Os "malas" de Goiânia tem iPhone e tv a cabo em casa.

O começo

Ontem eu queria escrever sobre despedida. Eu fiquei bem triste com uma despedida que tive. Hoje, com a criação do meu novo blog, quis escrever sobre o começo. E acabei percebendo que o começo e a despedida são dois lados da mesma moeda. Despertam sentimentos opostos, mas com a mesma essência.

A despedida é uma saudade antecipada. Já se sente a falta que alguém vai fazer enquanto ela ainda está do seu lado. A dor vem antes do tchau. Difícil isso de ter de ficar longe de quem mais se quer estar perto. A gente imagina amanhã, depois, o entardecer e o anoitecer sem a pessoa que está ali, do seu lado. Dói, mas nada aconteceu ainda. Tudo vem de dentro, uma ideia de como poderia ser.

Não foi diferente, hoje. Um começo. Imaginar como poderia ser o blog em que escrevo agora. Que imagem combina com o que eu ainda vou escrever, que título combina com o que ele ainda não intitula. Qualquer começo é assim. Começo de namoro é sempre bom por isso. No começo de um relacionamento nos comportamos de acordo com aquilo que se pretende viver (e nem sempre o romance imaginado é compatível com o desastre que vem depois...). Constrói-se uma casa, mobilha-se, decora-se, pensando em como é que vai se viver nela, mas ninguém garante que vai ser daquele jeito mesmo. O homem tem essa mania de criar suas certezas. Na cabeça da gente, está sempre tudo pronto. A ansiedade é o futuro adiantado na nossa mente.
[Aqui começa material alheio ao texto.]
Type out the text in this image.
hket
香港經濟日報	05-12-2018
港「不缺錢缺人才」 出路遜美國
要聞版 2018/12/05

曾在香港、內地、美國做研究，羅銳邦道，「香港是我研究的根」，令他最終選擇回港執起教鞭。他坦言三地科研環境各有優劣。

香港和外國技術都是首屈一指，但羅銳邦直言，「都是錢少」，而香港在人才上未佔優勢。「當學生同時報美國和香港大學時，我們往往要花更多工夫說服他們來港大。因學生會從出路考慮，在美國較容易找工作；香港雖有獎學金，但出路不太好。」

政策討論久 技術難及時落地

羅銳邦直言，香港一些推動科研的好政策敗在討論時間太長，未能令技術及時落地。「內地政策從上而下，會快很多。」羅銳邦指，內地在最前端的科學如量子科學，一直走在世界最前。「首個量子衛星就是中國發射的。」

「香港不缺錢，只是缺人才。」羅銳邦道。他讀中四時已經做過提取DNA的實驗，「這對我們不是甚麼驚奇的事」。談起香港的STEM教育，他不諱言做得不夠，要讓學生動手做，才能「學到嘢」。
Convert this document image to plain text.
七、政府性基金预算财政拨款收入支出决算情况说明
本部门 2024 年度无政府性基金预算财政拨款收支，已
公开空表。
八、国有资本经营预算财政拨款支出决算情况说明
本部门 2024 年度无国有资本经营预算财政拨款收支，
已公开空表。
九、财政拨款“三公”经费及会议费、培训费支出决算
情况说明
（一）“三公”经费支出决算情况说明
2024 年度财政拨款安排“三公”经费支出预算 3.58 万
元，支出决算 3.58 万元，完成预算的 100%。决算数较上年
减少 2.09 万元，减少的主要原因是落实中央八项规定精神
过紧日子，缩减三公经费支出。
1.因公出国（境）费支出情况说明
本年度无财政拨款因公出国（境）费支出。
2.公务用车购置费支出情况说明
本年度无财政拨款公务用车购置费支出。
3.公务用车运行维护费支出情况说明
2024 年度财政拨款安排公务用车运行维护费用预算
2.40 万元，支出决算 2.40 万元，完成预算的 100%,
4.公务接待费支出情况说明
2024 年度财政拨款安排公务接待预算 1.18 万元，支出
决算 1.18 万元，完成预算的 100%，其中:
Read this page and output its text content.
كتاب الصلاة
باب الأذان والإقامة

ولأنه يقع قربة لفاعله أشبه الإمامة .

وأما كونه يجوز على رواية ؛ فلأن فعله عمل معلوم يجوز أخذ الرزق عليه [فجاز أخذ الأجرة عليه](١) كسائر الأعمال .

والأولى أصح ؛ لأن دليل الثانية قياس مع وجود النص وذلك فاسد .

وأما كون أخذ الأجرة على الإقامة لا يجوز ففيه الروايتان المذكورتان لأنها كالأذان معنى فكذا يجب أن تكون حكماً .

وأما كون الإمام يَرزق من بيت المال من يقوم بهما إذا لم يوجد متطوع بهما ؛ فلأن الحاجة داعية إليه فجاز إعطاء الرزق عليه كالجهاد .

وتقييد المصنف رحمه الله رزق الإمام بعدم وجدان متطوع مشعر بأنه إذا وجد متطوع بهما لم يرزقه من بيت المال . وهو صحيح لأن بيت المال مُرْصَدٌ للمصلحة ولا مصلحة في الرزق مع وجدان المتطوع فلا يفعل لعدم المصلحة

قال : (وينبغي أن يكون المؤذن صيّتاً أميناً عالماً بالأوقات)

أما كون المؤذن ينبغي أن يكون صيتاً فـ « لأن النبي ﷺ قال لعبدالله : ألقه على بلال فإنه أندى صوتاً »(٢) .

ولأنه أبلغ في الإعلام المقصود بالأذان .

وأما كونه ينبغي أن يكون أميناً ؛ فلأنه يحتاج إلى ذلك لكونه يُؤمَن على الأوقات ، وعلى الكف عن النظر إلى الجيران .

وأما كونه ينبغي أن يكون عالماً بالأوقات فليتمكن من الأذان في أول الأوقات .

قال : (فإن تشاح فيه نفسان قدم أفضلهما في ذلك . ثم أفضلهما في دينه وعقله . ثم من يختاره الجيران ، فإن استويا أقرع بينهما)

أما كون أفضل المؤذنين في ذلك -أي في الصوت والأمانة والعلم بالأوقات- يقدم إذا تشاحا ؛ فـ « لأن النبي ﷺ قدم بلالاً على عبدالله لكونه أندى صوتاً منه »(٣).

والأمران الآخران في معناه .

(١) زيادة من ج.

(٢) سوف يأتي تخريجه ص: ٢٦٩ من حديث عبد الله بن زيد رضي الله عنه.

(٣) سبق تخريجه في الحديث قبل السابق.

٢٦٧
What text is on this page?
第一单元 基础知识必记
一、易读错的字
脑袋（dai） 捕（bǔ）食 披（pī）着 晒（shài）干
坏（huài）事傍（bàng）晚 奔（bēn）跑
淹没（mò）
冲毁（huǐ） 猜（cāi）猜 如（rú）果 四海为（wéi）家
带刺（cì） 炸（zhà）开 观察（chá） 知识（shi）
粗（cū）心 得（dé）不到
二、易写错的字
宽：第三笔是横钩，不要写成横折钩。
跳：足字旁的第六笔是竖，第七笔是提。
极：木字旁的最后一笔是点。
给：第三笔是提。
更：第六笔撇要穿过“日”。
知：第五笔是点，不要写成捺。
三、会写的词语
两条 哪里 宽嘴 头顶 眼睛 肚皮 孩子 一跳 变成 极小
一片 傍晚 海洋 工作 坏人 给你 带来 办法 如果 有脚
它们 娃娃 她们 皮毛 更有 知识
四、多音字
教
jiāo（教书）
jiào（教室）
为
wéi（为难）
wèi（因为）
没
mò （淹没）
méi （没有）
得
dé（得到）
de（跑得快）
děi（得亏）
Por isso, são frustradas essas tentativas de "não criar expectativas". A imaginação é mais rápida que a razão. Os medos, as dores, e as alegrias, são todas projetadas antecipadamente. O começo desse blog me fez imaginar como ele seria, eu criei umas expectativas e ele já está diferente do que minha imaginação criou. Agora, vejo quem poderia estar lendo, quem me criticaria, que crítica faria? Como é que vai ser daqui por diante? A minha imaginação já criou uma resposta.

O começo é uma despedida daquilo que existia antes. Todo começo impõe um fim à estabilidade que precede os tremores das tentativas. Não me adapto bem às mudanças, admiro quem é maleável, mutável. Alguns começos são difíceis por que só existem quando outras coisas terminam. A verdade é que a gente tem que começar e despedir ao mesmo tempo. De quase tudo. Todo dia, de uma forma diferente.